Date: 24 Jun 1991
Alexander Drummond was found dead on a farm track near his home at about 8pm on Monday 24 June 1991.
He was a former Black Watch soldier and was single.
It was noted that the police had not publicly announce that they were dealing with a murder for some time and that it took them 117 days before they announced to his family that they were doing so. It was reported in the newspapers on 3 July 1991 that his death was not being treated as a murder, but as a suspicious death. However, in September 1992 it was reported that the police had known that they were dealing with a murder as of 6pm on 25 June 1991.
He had been strangled, but it was thought that he might have been strangled elsewhere and then dumped on the farm track which was just off the A917.
It was thought that Alexander Drummond had been choked in a martial arts neck hold such as a Ju Jitsu neck hold as he had neither external ligature marks around his neck, nor finger marks, typical of strangulation.
He had lived about 175 or 400 yards away from where he was found in No. 2 Cottage at Falside Farm, Boarhills and had been working in a mill at the time, although he had quit the day before
It was thought that he had died sometime between 11am and 8pm on 24 June 1991 on the track or elsewhere. His body was found facedown on the track which was described as overgrown and disused.
It was heard that when the police first arrived, they were suspicious about the position of his body, but that because there were no signs of injury or violence, it was initially decided that he had died from natural causes and that it wasn’t until the post-mortem was carried out that he was determined to have bene asphyxiated.
The police said that they were trying to piece together the last six hours of his life.
He was last seen at about 2pm on Monday 24 June when he visited Kinkell Braes caravan park after spending the morning in St Andrews.

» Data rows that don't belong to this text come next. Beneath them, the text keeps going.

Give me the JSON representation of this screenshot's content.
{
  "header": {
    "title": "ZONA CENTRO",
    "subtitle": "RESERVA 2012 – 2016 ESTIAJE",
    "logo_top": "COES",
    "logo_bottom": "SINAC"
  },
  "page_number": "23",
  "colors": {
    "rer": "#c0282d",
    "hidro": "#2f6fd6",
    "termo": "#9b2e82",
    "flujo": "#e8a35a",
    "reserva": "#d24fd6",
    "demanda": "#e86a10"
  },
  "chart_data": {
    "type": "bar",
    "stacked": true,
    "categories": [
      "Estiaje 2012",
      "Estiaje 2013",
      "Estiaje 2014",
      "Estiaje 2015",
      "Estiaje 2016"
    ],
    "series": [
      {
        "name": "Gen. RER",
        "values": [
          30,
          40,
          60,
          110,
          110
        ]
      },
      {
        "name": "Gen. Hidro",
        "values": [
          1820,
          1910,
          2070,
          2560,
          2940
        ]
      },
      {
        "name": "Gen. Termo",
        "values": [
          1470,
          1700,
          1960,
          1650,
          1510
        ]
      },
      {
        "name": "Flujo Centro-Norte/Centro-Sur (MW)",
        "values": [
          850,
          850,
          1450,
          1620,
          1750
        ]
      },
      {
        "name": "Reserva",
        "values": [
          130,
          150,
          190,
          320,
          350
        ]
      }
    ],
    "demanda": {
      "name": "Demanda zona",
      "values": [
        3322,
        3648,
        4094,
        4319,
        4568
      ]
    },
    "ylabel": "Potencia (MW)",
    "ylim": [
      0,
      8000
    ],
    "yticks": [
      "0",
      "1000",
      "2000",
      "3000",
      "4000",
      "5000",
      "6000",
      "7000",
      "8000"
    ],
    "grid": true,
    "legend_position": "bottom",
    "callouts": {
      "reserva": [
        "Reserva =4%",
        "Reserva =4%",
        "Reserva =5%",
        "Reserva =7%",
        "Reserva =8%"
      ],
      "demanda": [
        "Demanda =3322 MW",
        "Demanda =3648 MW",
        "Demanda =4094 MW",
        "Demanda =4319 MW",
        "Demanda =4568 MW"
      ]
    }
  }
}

His body was later found at 8pm.
One clue was an orange-coloured Morris Marina car that had been seen parked near his home several times, including the day he died, which was never traced, and which was thought could have had some bearing on his death.
A reconstruction later on also revealed that the police were trying to trace a man who got on a bus near Falside Farm on the afternoon of 24 June 1991 and who later got off at Lamont Drive in St Andrews and who was said to have been carrying a handkerchief that was bloodstained.
Alexander Drummond had been working at the Guardbridge Paper Mill but had quit the day before he was murdered and withdrawn money from his bank account. He had been working at the paper mill for seven years and so the timing of his quitting his job appeared to be highly significant. Most of the money that he had taken out of his bank account was later found at his home.
It was later reported that in a cold case review the police identified a suspect in his murder, but that the suspect had since died. It was further noted that it was thought that the case was still open in case there had been any accomplices in the murder.
It was said that the police determined from their enquiry that there was something obviously going on in Alexander Drummond’s life, noting that he had quit his job and taken out large sums of money, but that they were unable to determine what that was.
The police later said that they thought that someone might have been blackmailing him or bullying him.